Comportamento

Porque amo escrever

21:02


Já fez alguma coisa, que ao desenvolver aquela atividade parecia que você estava em outro mundo ou universo? Mesmo sendo uma atividade besta para os outros, mas te faz se sentir tão especial e ao mesmo tempo com força e vontade de lutar pelo o que você gosta. Pois é assim que me sinto quando estou escrevendo.

Esse era para ser um texto especial de três anos do Solteira e Feliz, mas minha vida estava tão tumultua e parecendo que passou um furacão, não tinha condições e nem tempo para escrever, só tinha cabeça para tentar colocar tudo em ordem, mas isso é um assunto para outro dia. A verdade que não podia deixar de escrever esse texto, pois toda vez que fico sentada na frente do meu computador, parece que estou viajando para outro lugar e posso lutar pelo o que desejo sem as preocupações da vida adulta.
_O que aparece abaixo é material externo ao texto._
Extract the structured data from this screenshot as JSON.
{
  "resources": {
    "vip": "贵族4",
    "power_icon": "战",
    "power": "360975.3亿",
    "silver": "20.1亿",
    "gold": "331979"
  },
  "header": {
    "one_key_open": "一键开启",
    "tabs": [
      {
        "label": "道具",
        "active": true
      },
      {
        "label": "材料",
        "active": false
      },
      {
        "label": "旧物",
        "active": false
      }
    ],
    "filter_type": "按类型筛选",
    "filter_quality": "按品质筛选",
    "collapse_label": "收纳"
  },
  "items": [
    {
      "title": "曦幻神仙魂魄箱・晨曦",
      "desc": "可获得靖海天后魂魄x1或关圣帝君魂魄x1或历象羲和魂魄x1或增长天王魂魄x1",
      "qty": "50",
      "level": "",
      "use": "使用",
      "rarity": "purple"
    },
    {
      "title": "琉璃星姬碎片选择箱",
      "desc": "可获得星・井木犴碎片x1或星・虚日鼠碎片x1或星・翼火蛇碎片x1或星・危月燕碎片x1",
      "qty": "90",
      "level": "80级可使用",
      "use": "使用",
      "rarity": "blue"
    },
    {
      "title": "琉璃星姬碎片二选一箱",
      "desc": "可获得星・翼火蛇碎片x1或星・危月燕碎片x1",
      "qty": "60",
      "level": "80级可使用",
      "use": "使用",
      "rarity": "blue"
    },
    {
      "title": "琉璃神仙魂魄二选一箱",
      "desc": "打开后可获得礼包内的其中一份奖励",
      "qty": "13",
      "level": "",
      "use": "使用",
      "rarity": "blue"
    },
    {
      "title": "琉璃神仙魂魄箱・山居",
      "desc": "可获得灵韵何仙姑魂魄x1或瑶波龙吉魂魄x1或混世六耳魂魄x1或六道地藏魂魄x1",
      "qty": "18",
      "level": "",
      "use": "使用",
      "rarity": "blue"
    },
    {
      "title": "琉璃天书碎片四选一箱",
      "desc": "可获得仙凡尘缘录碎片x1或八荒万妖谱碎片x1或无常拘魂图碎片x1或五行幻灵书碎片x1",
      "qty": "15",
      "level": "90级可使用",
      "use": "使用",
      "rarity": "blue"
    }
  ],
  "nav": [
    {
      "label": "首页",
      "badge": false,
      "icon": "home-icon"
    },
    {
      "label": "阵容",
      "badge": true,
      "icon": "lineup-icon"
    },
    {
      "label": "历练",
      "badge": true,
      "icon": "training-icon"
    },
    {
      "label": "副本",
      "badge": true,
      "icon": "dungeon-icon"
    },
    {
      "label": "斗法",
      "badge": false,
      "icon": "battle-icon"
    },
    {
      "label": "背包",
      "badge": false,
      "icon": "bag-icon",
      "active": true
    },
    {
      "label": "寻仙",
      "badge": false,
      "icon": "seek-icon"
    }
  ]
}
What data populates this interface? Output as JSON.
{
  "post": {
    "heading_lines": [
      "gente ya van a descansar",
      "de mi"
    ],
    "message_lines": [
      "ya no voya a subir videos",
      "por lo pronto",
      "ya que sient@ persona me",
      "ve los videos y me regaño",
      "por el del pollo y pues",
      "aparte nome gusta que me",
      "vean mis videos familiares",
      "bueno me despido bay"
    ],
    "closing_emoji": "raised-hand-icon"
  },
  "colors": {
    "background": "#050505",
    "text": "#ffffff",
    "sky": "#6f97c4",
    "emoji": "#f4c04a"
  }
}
Apesar de dizer que descobri o que me faz feliz um pouco tarde demais, na verdade eu sempre soube disso, só não queria aceitar e achava que a vida adulta só seria perfeita se eu estivesse trabalhando, com a faculdade concluída e com alguém do meu lado. Afinal parecia que uma vida normal tinha que ser uma maratona diária, mas não tinha a parte de fazer algo que te faz feliz e que te traga tranquilidade. Lembro que quando era criança eu amava escrever e criar milhares de histórias na minha cabeça (mal de pisciana), só que na verdade eu me sentia como se tivesse em outro mundo, em que eu tinha a total liberdade de ser quem eu bem quisesse.
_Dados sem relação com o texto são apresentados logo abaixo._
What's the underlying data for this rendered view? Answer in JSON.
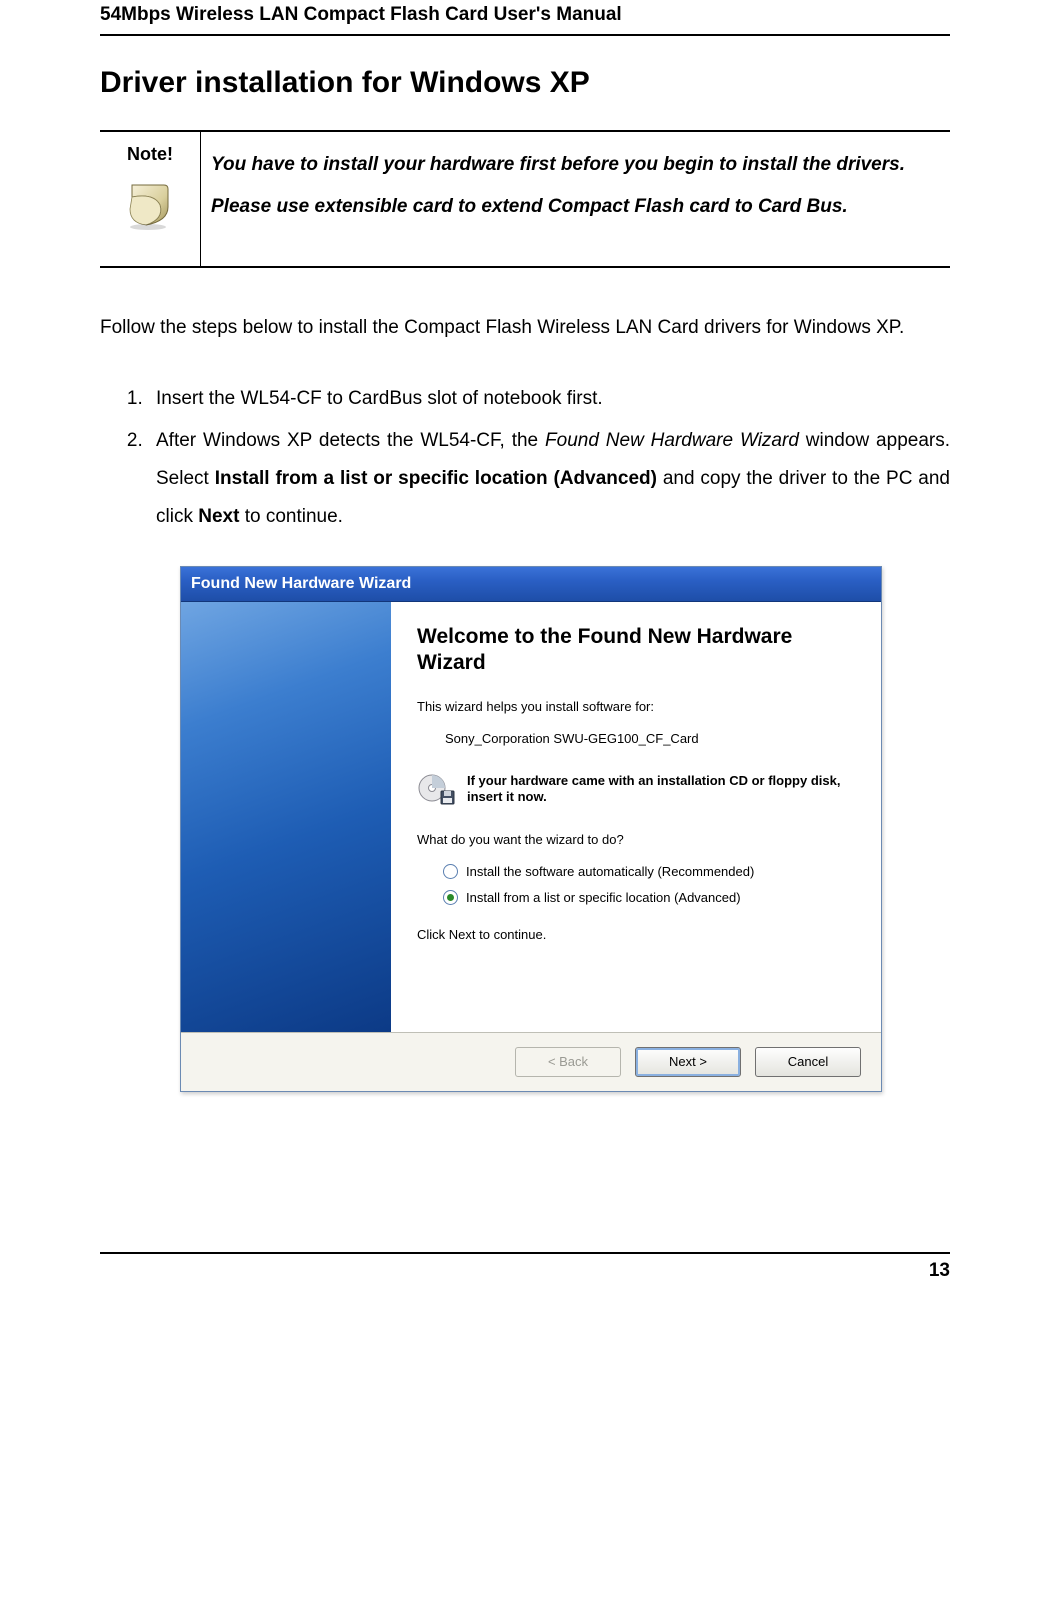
{
  "header": {
    "manual_title": "54Mbps Wireless LAN Compact Flash Card User's Manual"
  },
  "section": {
    "title": "Driver installation for Windows XP"
  },
  "note": {
    "label": "Note!",
    "line1": "You have to install your hardware first before you begin to install the drivers.",
    "line2": "Please use extensible card to extend Compact Flash card to Card Bus."
  },
  "intro": "Follow the steps below to install the Compact Flash Wireless LAN Card drivers for Windows XP.",
  "steps": {
    "s1": "Insert the WL54-CF to CardBus slot of notebook first.",
    "s2_a": "After Windows XP detects the WL54-CF, the ",
    "s2_italic": "Found New Hardware Wizard",
    "s2_b": " window appears. Select ",
    "s2_bold1": "Install from a list or specific location (Advanced)",
    "s2_c": " and copy the driver to the PC and click ",
    "s2_bold2": "Next",
    "s2_d": " to continue."
  },
  "wizard": {
    "titlebar": "Found New Hardware Wizard",
    "main_title": "Welcome to the Found New Hardware Wizard",
    "helps_text": "This wizard helps you install software for:",
    "device_name": "Sony_Corporation SWU-GEG100_CF_Card",
    "media_text": "If your hardware came with an installation CD or floppy disk, insert it now.",
    "question": "What do you want the wizard to do?",
    "radio1": "Install the software automatically (Recommended)",
    "radio2": "Install from a list or specific location (Advanced)",
    "click_next": "Click Next to continue.",
    "buttons": {
      "back": "< Back",
      "next": "Next >",
      "cancel": "Cancel"
    }
  },
  "page_number": "13"
}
Se alguém te perguntasse com quem você normalmente se identifica no filme, qual será a sua resposta? A minha sempre foi aquele personagem que ficava na dele e observando tudo, se fosse um escritor não pensaria duas vezes, pois eu sempre fui aquela pessoa mais reservada que ficava observando e me questionando o motivos das coisas. Quando minha cabeça parecia que ia explodir por causa da quantidade de pensamentos que vinha na minha cabeça, a única coisa que passava na minha cabeça era “como queria ter um pedaço de papel para poder escrever e poder desabafar tudo o que estava na minha cabeça”, mesmo que ele fosse para o lixo depois.

Parece que agora dou tanto valor por um pedaço de papel e uma caneta, que nem parece aquela pessoa que antes do Solteira e Feliz a única coisa que fazia quando sua cabeça estava cheia de ideias era colocar uma música no último volume para espantar os pensamentos e ficar com uma única coisa frase na cabeça “que ideia maluca, não vai dar certo”. Não sei se um dia vou ser igual aqueles desenhistas que fazem do seu talento um ganha pão (será que escrever é um talento?), mas sonho que um dia poder ir numa livraria grande e poder ver um livro meu lá nas prateleiras vendendo como daqueles escritores famosos.
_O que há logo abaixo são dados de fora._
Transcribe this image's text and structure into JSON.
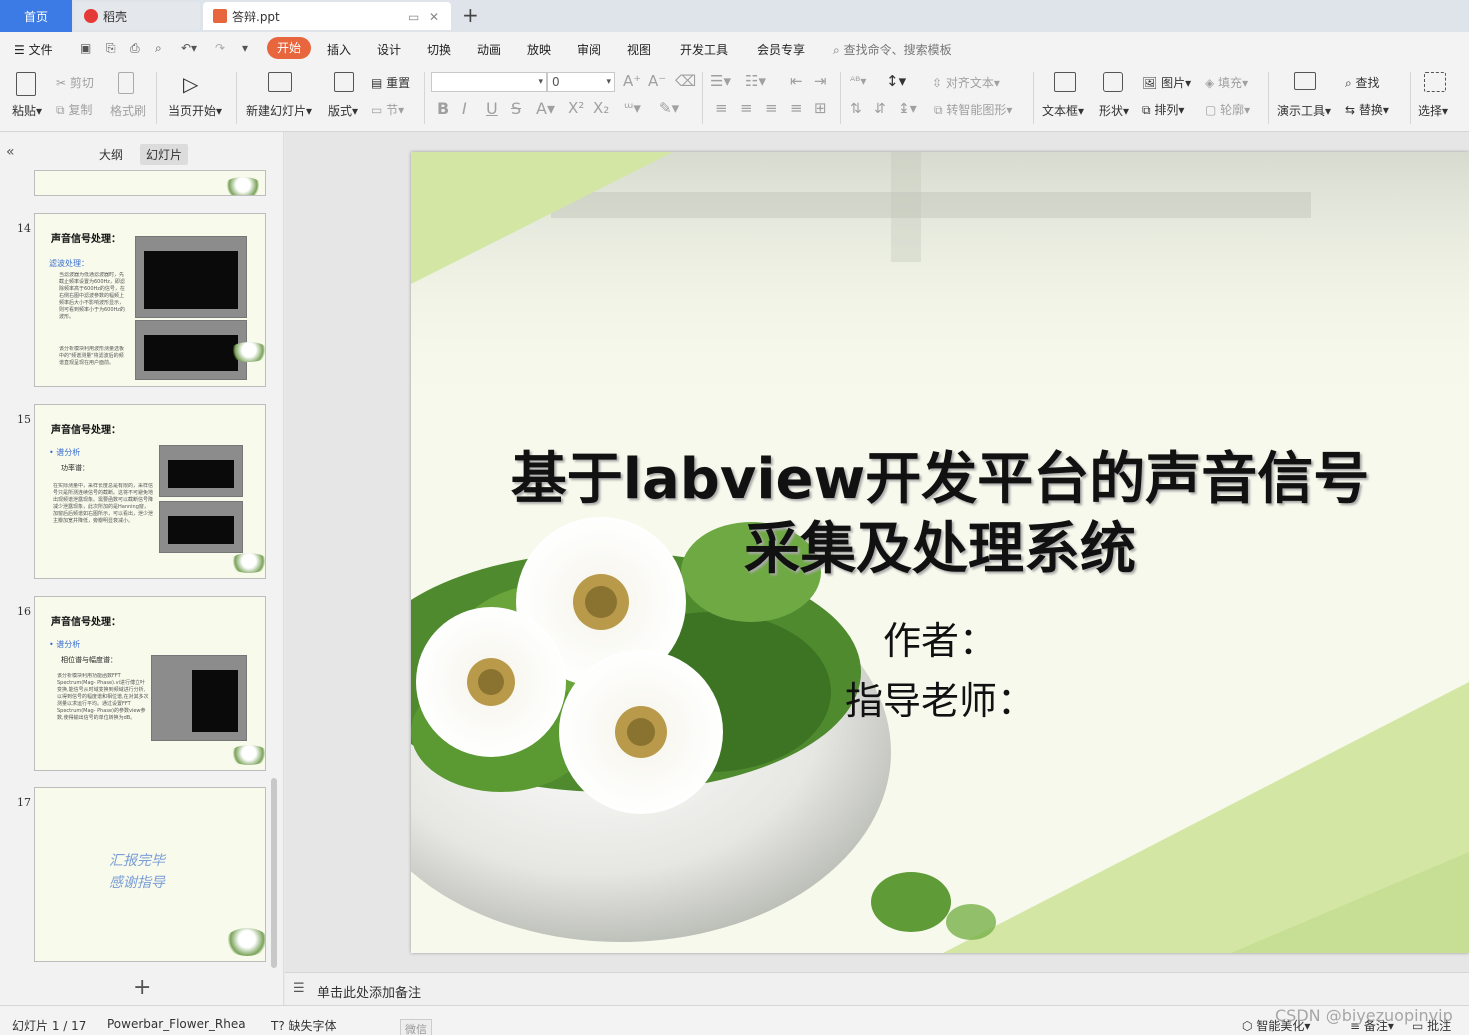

A verdade que o Solteira e Feliz só me trouxe coisas realmente boas, me fez olhar de uma maneira diferente e poder ter essa liberdade de me expressar de um jeito tão simples. Posso dizer que já pensei em desistir várias vezes, mas parece que essa vontade maluca de escrever e poder falar tudo o que penso fala tão alto que virou um vício. Não consigo me ver fazendo outra coisa e deixando totalmente de lado escrever, pois quando deixo de fazer isso me sinto tão mal e inútil que não sinto vontade de fazer mais nada.